Le bon de commande doit documenter une prestation. Même lorsque le TJM est utilisé, il est préférable de rattacher l’intervention à un périmètre, des livrables, des contributions mesurables ou des objectifs de mission.

TJM et prestation de résultat : comment éviter la confusion

Dans le marché IT français, le TJM est une pratique courante. Il ne suffit pas, à lui seul, à qualifier la relation.

Le risque apparaît lorsque le TJM devient le seul élément structurant : une personne, un planning, un manager côté client, des tâches quotidiennes et aucune formalisation de livrables ou de responsabilité fournisseur.

Une approche plus saine consiste à combiner :

  • un TJM comme modalité économique ;
  • un périmètre de prestation ;
  • des livrables ou contributions attendues ;
  • un processus de validation ;
  • une responsabilité contractuelle de fournisseur ;
  • une absence de lien hiérarchique entre l’ESN et le prestataire final.

Cette approche aide l’ESN à documenter qu’elle achète une prestation, et non une simple capacité humaine sans cadre.

Bon réflexe contractuel
Le TJM n’est pas un problème en soi. Le sujet est ce qu’il encadre.

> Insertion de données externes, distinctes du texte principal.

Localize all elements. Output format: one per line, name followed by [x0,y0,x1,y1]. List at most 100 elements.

Un bon de commande doit décrire une prestation identifiable, avec des attendus, des limites et des modalités de validation.

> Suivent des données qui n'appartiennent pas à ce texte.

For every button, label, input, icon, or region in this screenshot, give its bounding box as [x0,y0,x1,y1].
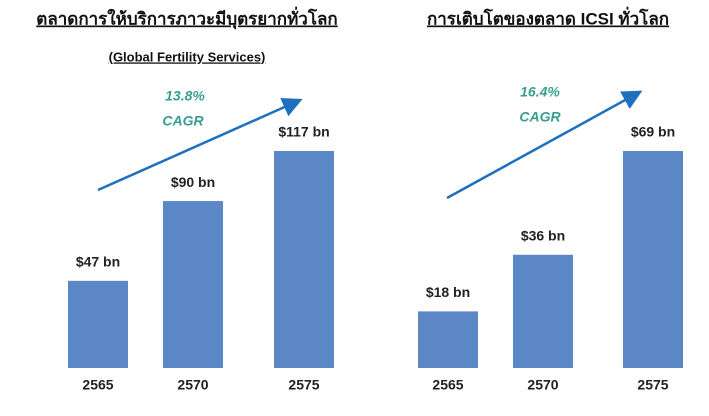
chart-title: การเติบโตของตลาด ICSI ทั่วโลก [427,6,669,28]
x-tick-label: 2575 [288,377,319,393]
x-tick-label: 2565 [82,377,113,393]
value-label: $117 bn [278,124,329,140]
trend-arrow [97,97,303,192]
bar [513,254,573,368]
value-label: $47 bn [76,254,120,270]
value-label: $36 bn [521,227,565,243]
chart-subtitle: (Global Fertility Services) [109,49,266,64]
bar [163,201,223,368]
bar [274,151,334,368]
annotation: CAGR [519,109,561,125]
x-tick-label: 2570 [527,377,558,393]
bar [418,311,478,368]
annotation: 16.4% [520,84,560,100]
annotation: 13.8% [165,88,205,104]
x-tick-label: 2565 [432,377,463,393]
annotation: CAGR [162,113,204,129]
bar [68,280,128,368]
value-label: $90 bn [171,174,215,190]
x-tick-label: 2570 [177,377,208,393]
value-label: $18 bn [426,284,470,300]
trend-arrow [446,90,643,200]
bar [623,151,683,368]
value-label: $69 bn [631,124,675,140]
x-tick-label: 2575 [637,377,668,393]
chart-title: ตลาดการให้บริการภาวะมีบุตรยากทั่วโลก [36,6,337,29]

Sous-traitance : ce que l’ESN doit pouvoir démontrer

La sous-traitance n’est pas problématique lorsqu’elle est autorisée, documentée et cohérente avec le contrat client final.

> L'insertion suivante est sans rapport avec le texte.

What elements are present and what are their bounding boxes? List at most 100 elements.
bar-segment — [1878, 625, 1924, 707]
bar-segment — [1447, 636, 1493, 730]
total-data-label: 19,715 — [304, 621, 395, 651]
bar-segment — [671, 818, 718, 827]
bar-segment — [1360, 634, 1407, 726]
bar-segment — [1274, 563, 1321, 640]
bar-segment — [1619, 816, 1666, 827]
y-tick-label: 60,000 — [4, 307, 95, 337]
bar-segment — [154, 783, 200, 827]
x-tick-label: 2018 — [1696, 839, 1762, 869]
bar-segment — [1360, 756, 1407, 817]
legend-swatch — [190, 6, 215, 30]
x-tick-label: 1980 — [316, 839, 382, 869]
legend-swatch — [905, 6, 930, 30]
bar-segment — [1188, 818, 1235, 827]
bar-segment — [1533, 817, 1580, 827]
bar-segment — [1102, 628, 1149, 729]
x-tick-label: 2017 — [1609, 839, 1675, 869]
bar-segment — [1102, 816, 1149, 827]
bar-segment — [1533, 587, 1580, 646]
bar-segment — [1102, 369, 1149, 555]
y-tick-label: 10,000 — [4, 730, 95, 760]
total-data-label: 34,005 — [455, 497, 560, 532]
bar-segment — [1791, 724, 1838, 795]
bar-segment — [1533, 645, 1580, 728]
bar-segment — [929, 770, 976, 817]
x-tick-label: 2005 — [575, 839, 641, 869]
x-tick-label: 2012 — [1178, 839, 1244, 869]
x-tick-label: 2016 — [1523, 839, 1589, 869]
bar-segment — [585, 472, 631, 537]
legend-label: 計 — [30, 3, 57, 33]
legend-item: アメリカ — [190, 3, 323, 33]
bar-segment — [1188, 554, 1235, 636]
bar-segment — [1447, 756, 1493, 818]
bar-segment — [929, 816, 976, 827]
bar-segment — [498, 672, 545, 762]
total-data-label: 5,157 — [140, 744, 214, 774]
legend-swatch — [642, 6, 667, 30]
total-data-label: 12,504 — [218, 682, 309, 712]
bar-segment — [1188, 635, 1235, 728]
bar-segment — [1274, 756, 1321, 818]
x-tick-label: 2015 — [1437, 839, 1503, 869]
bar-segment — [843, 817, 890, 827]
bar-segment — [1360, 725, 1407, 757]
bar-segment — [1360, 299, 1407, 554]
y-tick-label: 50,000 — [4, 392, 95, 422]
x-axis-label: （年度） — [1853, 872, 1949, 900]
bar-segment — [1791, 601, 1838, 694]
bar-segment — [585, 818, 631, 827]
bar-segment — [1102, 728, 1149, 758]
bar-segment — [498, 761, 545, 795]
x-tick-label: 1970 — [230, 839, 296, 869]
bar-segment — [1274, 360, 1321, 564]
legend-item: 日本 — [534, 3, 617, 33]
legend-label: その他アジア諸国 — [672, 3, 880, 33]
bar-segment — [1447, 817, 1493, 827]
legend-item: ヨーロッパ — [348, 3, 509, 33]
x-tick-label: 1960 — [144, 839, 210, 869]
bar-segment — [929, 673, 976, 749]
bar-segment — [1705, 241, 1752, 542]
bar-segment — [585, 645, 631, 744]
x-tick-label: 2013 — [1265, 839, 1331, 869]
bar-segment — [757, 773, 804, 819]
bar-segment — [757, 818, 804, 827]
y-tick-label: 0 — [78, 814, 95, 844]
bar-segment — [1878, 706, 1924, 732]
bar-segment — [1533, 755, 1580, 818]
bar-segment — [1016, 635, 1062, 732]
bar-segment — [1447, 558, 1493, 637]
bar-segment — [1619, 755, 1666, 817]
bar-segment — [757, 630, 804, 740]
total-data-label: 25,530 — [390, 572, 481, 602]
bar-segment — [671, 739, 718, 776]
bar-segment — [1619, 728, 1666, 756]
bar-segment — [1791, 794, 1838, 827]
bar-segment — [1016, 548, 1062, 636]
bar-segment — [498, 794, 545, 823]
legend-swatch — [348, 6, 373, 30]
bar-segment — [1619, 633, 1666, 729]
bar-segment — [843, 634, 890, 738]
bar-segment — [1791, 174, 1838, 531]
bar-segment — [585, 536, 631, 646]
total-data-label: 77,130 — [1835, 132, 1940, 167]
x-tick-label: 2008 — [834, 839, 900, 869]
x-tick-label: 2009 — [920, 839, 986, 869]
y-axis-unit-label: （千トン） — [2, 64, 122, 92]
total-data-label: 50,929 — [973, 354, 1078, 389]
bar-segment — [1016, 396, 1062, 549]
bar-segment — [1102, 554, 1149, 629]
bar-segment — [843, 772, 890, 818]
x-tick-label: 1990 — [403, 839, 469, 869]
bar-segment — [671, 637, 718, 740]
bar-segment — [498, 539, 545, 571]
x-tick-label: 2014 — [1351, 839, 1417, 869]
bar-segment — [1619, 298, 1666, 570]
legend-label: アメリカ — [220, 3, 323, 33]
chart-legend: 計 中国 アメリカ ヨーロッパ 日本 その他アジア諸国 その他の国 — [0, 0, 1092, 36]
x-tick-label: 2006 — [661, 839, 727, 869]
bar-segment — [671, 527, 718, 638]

Elle devient sensible lorsque l’ESN ne peut pas expliquer clairement qui intervient, sous quel contrat, avec quelles obligations et sous quelle responsabilité.

L’ESN doit pouvoir répondre à plusieurs questions :

  • le contrat client final autorise-t-il la sous-traitance ?
  • une information ou une autorisation préalable est-elle requise ?
  • les obligations de confidentialité sont-elles répercutées ?
  • les règles de sécurité du client final sont-elles applicables au prestataire ?
  • les droits de propriété intellectuelle sont-ils correctement organisés ?
  • les données personnelles sont-elles traitées ?
  • le prestataire intervient-il réellement à distance ?
  • la chaîne de facturation est-elle cohérente ?
  • le pays de résidence du freelance est-il compatible avec les contraintes du client final ?
  • les contrôles sanctions et conformité sont-ils réalisés ?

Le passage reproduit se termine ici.